If you add these numbers up, that’s 93% of the population seeking mental health support not being helped or being harmed by mental health providers. This does not mean that mental health providers need to give up, but they need to work harder to find solutions and meet their patient’s needs. It means timely provider notes are mandatory! It requires providers to have a plethora of options for treatments, obtain patient buy-in, and follow up with the patient. It involves treatment facilities to write procedures and operating policies that allow for rapport between a patient and a provider that is not disturbed as long as that relationship is healthy and progress occurs.

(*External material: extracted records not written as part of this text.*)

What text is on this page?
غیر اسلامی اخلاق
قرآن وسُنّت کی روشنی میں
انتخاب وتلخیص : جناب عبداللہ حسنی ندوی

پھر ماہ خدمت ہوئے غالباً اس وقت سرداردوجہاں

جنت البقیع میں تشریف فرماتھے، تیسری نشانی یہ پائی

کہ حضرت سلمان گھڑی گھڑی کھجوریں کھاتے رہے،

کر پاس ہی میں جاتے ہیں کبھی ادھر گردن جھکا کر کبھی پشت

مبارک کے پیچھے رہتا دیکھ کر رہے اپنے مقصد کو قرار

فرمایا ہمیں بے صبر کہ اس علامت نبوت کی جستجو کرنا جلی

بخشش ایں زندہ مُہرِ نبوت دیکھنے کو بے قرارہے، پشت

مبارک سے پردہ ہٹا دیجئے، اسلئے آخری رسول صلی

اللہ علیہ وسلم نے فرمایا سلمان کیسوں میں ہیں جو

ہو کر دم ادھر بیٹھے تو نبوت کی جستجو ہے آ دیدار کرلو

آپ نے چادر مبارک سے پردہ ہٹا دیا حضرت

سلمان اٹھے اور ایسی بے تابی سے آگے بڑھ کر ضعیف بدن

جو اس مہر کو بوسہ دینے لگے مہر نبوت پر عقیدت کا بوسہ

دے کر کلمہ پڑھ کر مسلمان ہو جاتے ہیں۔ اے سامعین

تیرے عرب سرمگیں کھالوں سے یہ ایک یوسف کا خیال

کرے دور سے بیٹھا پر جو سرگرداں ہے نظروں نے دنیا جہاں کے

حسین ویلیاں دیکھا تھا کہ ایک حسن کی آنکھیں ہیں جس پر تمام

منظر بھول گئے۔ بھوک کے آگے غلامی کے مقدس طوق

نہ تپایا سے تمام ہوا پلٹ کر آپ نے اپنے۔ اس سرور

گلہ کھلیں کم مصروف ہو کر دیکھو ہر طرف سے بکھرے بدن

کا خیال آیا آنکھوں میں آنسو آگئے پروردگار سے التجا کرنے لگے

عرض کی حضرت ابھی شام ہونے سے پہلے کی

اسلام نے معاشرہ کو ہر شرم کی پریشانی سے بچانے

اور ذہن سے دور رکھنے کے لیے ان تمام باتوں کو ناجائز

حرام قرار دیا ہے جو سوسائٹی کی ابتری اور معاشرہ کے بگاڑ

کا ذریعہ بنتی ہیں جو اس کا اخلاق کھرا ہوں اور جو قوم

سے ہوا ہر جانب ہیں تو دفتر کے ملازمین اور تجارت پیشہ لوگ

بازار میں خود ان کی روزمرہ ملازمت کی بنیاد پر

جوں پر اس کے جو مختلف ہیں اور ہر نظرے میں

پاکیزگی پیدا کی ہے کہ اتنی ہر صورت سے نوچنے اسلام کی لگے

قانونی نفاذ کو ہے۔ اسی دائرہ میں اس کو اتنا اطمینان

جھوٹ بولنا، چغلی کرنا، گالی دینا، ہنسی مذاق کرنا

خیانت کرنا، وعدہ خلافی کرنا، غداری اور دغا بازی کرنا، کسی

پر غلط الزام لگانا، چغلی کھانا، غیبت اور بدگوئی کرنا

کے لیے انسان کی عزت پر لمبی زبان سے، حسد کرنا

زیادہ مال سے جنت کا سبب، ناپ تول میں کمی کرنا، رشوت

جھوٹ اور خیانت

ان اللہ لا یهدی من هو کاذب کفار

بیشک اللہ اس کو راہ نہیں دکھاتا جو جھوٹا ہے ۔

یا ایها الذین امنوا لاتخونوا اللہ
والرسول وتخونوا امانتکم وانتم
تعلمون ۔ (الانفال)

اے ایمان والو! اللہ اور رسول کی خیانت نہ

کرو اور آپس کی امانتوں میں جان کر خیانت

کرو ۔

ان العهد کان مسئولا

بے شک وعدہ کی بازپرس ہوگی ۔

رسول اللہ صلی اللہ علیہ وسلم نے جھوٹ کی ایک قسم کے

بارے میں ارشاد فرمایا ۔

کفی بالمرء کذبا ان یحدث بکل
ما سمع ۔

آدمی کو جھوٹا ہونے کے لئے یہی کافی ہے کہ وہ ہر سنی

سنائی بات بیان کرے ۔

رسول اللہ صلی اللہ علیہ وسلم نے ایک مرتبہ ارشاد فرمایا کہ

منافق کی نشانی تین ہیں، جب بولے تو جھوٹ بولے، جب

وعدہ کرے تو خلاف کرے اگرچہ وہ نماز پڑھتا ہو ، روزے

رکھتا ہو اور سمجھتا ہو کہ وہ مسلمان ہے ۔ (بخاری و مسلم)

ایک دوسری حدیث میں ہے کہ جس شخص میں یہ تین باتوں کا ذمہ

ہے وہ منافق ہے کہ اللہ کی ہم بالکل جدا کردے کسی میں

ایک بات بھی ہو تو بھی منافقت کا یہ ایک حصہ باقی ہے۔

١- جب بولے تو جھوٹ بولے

America, it is time, and past time, for the Department of Veterans Affairs to be overhauled from stem to stern. To be held up to scrutiny, transparent audits and the leaders held accountable and responsible for the failures and abuse of veterans, their spouses, and dependents. These last two stories, especially, have left me spiritually sick and mentally angry! There is no excuse for the inertia evidenced, no excuse for the designed incompetence, and no excuse for the abuse to continue! Where is Congress? Where is the US President? Where are the House and Senate speakers (Major and Minor) raising a rhubarb and demanding hearings, opening Department of Justice inquiries into misconduct and malfeasance when these egregious VA-OIG reports are brought before them? Where is the media in demanding the politicians pay attention?
Weep America! Those who have defended you and me are being fed into the machine of bureaucratic inertia and spat out as broken or dead constructs — bereft of hope, lost in red tape, and denied solutions and care. Pets and farm animals are treated better than veterans, and I cannot help but wonder if this was designed purposefully to satisfy the whims and fancies of the politicians currently in office. Treat an animal like a veteran is treated, and you will be publicly shamed on national TV faster than a snake can shed its skin. You will receive more media attention, more lawyers and politicians will hound you, and consequences galore will fall all over you. Shameful! Utterly shameful!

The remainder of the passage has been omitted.